Coconut Tilapia with Apricot Dipping Sauce recipe

All Recipes Seafood Fish Tilapia

Ingredients

1 cup flaked coconut, finely chopped
2 tablespoons flour
1 tablespoon Creole seasoning
4 (4 ounce) fillets tilapia
½ cup cornstarch
1 (4 ounce) carton egg substitute
½ cup canola oil
½ cup apricot jam
2 teaspoons brown mustard
1 teaspoon prepared horseradish

Nutrition Info

649.9 calories
carbohydrate: 54.3 g
cholesterol: 41.8 mg
fat: 36.1 g
fiber: 2.4 g
protein: 28.4 g
saturatedFat: 7.5 g
servingSize: -
sodium: 589.3 mg
sugar: 24.5 g
transFat: : -
unsaturatedFat: : -

Directions

  1. Toss together the coconut, flour and Creole seasoning in a bowl. In a separate bowl, toss the tilapia with the cornstarch, and shake off the excess. Pour the egg substitute into a separate bowl, and dip the fillets in the egg. Press fillets in the coconut mixture coating all sides.
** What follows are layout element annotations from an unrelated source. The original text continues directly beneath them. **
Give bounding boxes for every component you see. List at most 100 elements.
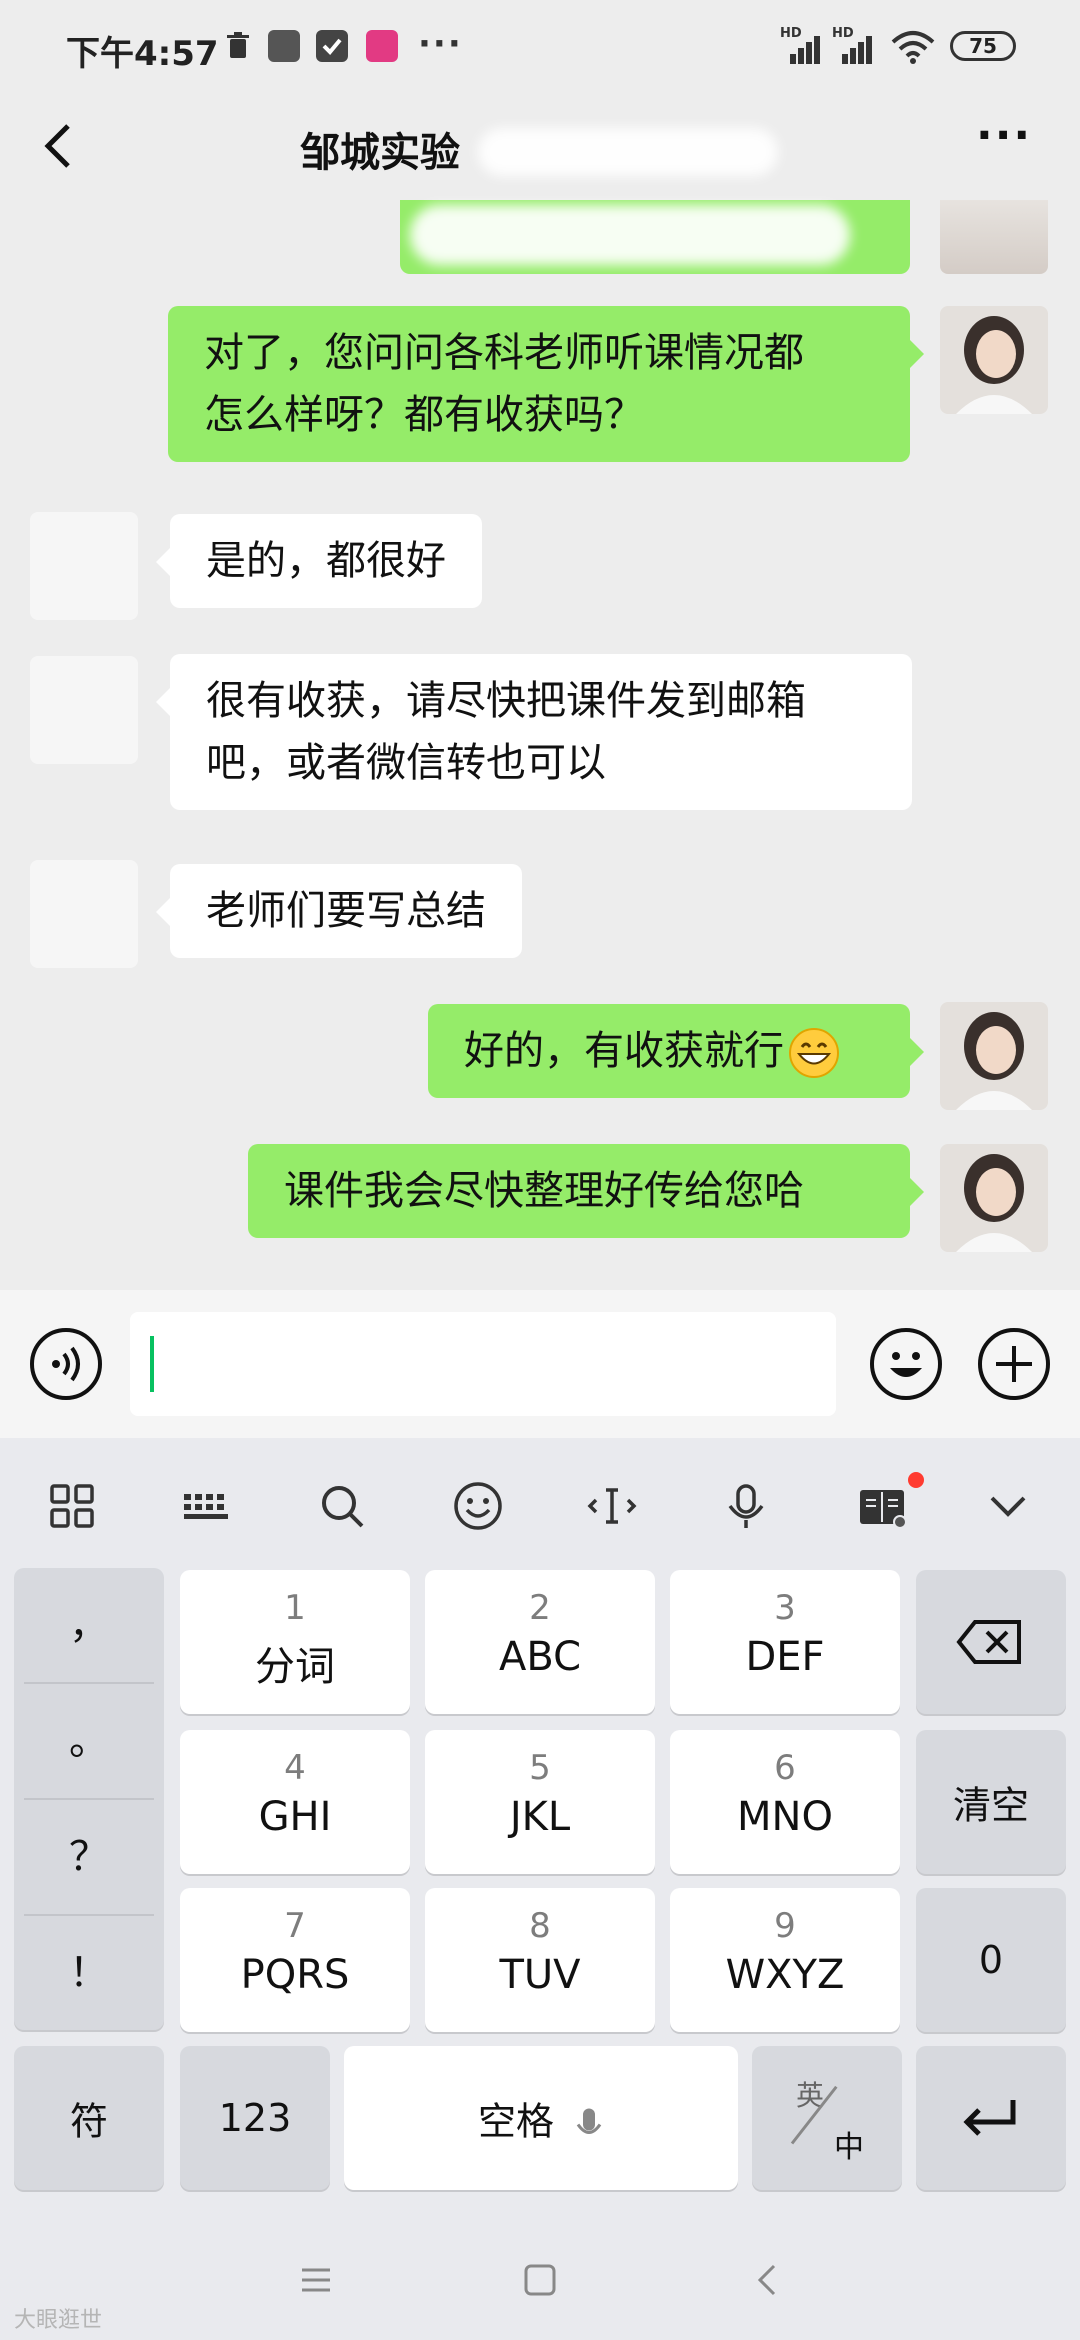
symbol-key[interactable]: ！: [14, 1916, 164, 2030]
key-number: 5: [529, 1748, 551, 1788]
redaction-blur: [478, 128, 778, 176]
smiley-icon[interactable]: [448, 1476, 508, 1536]
key-label: WXYZ: [725, 1952, 845, 1998]
keyboard-toolbar: [0, 1438, 1080, 1568]
plus-button[interactable]: [978, 1328, 1050, 1400]
chat-title[interactable]: 邹城实验: [300, 120, 460, 178]
search-icon[interactable]: [312, 1476, 372, 1536]
key-label: ABC: [498, 1634, 582, 1680]
key-number: 8: [529, 1906, 551, 1946]
microphone-icon[interactable]: [716, 1476, 776, 1536]
input-bar: [0, 1290, 1080, 1438]
avatar-photo: [940, 1144, 1048, 1252]
message-text: 对了，您问问各科老师听课情况都: [204, 330, 804, 376]
avatar[interactable]: [940, 1144, 1048, 1252]
key-3[interactable]: 3 DEF: [670, 1570, 900, 1714]
battery-icon: 75: [950, 31, 1016, 61]
message-text: 怎么样呀？都有收获吗？: [204, 392, 644, 438]
key-label: DEF: [745, 1634, 825, 1680]
message-bubble-sent[interactable]: 好的，有收获就行: [428, 1004, 924, 1098]
voice-button[interactable]: [30, 1328, 102, 1400]
trash-icon: [222, 30, 254, 62]
navigation-bar: [0, 2218, 1080, 2340]
check-app-icon: [316, 30, 348, 62]
key-label: 清空: [952, 1783, 1029, 1828]
keyboard-icon[interactable]: [176, 1476, 236, 1536]
key-7[interactable]: 7 PQRS: [180, 1888, 410, 2032]
keyboard: ， 。 ？ ！ 1 分词 2 ABC 3 DEF 4 GHI 5 JKL 6 M…: [0, 1438, 1080, 2218]
notification-dot: [908, 1472, 924, 1488]
avatar-photo: [940, 306, 1048, 414]
avatar[interactable]: [940, 1002, 1048, 1110]
message-text: 是的，都很好: [206, 538, 446, 584]
text-caret: [150, 1336, 154, 1392]
chat-header: 邹城实验 ···: [0, 96, 1080, 200]
home-icon[interactable]: [520, 2260, 560, 2304]
key-4[interactable]: 4 GHI: [180, 1730, 410, 1874]
back-nav-icon[interactable]: [748, 2260, 788, 2304]
symbols-key[interactable]: 符: [14, 2046, 164, 2190]
message-bubble-received[interactable]: 老师们要写总结: [156, 864, 522, 958]
key-0[interactable]: 0: [916, 1888, 1066, 2032]
key-5[interactable]: 5 JKL: [425, 1730, 655, 1874]
emoji-button[interactable]: [870, 1328, 942, 1400]
numbers-key[interactable]: 123: [180, 2046, 330, 2190]
avatar-redacted[interactable]: [30, 512, 138, 620]
key-label: 分词: [255, 1644, 335, 1690]
language-switch-key[interactable]: 英 中: [752, 2046, 902, 2190]
key-2[interactable]: 2 ABC: [425, 1570, 655, 1714]
space-key[interactable]: 空格: [344, 2046, 738, 2190]
key-number: 6: [774, 1748, 796, 1788]
message-text: 老师们要写总结: [206, 888, 486, 934]
wifi-icon: [890, 30, 936, 68]
message-text: 课件我会尽快整理好传给您哈: [284, 1168, 804, 1214]
avatar[interactable]: [940, 306, 1048, 414]
key-6[interactable]: 6 MNO: [670, 1730, 900, 1874]
microphone-icon: [576, 2108, 602, 2134]
shopping-app-icon: [366, 30, 398, 62]
key-9[interactable]: 9 WXYZ: [670, 1888, 900, 2032]
avatar-redacted[interactable]: [30, 860, 138, 968]
key-label: PQRS: [240, 1952, 350, 1998]
grid-icon[interactable]: [42, 1476, 102, 1536]
symbol-column: ， 。 ？ ！: [14, 1568, 164, 2030]
enter-icon: [963, 2100, 1016, 2136]
message-bubble-sent[interactable]: 课件我会尽快整理好传给您哈: [248, 1144, 924, 1238]
book-icon[interactable]: [852, 1476, 912, 1536]
message-text: 吧，或者微信转也可以: [206, 740, 606, 786]
key-number: 1: [284, 1588, 306, 1628]
more-button[interactable]: ···: [976, 110, 1032, 161]
avatar-redacted[interactable]: [30, 656, 138, 764]
status-more-icon: ···: [418, 24, 463, 64]
clear-key[interactable]: 清空: [916, 1730, 1066, 1874]
symbol-key[interactable]: ？: [14, 1800, 164, 1914]
plus-icon: [996, 1346, 1032, 1382]
voice-icon: [52, 1346, 80, 1382]
message-text: 好的，有收获就行: [464, 1028, 784, 1074]
status-bar: 下午4:57 ··· HD HD 75: [0, 0, 1080, 96]
chevron-down-icon[interactable]: [978, 1476, 1038, 1536]
message-bubble-received[interactable]: 很有收获，请尽快把课件发到邮箱 吧，或者微信转也可以: [156, 654, 912, 810]
backspace-icon: [956, 1620, 1021, 1664]
cursor-icon[interactable]: [582, 1476, 642, 1536]
backspace-key[interactable]: [916, 1570, 1066, 1714]
key-number: 2: [529, 1588, 551, 1628]
symbol-key[interactable]: 。: [14, 1684, 164, 1798]
key-1[interactable]: 1 分词: [180, 1570, 410, 1714]
message-input[interactable]: [130, 1312, 836, 1416]
key-8[interactable]: 8 TUV: [425, 1888, 655, 2032]
key-label: GHI: [258, 1794, 332, 1840]
key-label: 空格: [344, 2091, 738, 2146]
message-bubble-sent[interactable]: 对了，您问问各科老师听课情况都 怎么样呀？都有收获吗？: [168, 306, 924, 462]
back-button[interactable]: [34, 116, 84, 176]
symbol-key[interactable]: ，: [14, 1568, 164, 1682]
avatar[interactable]: [940, 200, 1048, 274]
message-bubble-received[interactable]: 是的，都很好: [156, 514, 482, 608]
redaction-blur: [410, 205, 850, 265]
key-label: 123: [218, 2096, 292, 2140]
enter-key[interactable]: [916, 2046, 1066, 2190]
grinning-face-icon: [788, 1027, 840, 1079]
watermark: 大眼逛世: [14, 2308, 103, 2333]
signal-icon-2: HD: [832, 26, 876, 64]
menu-icon[interactable]: [296, 2260, 336, 2304]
  2. Heat canola oil in a frying pan to a temperature of about 350 degrees F (175 degrees C). Fry fillets one or two at a time on both sides until golden brown. Remove to drain on a paper towel. Prepare the apricot dipping sauce by stirring together the jam, mustard, and horseradish in a small bowl. Serve the tilapia accompanied by the dipping sauce.

Recipe Yield

4 servings

Recipe Note

After having coconut shrimp at a famous restaurant here in Phoenix, I decided to recreate it at home using a mild white fish filet and tilapia was my first choice. Sit back and enjoy the compliments.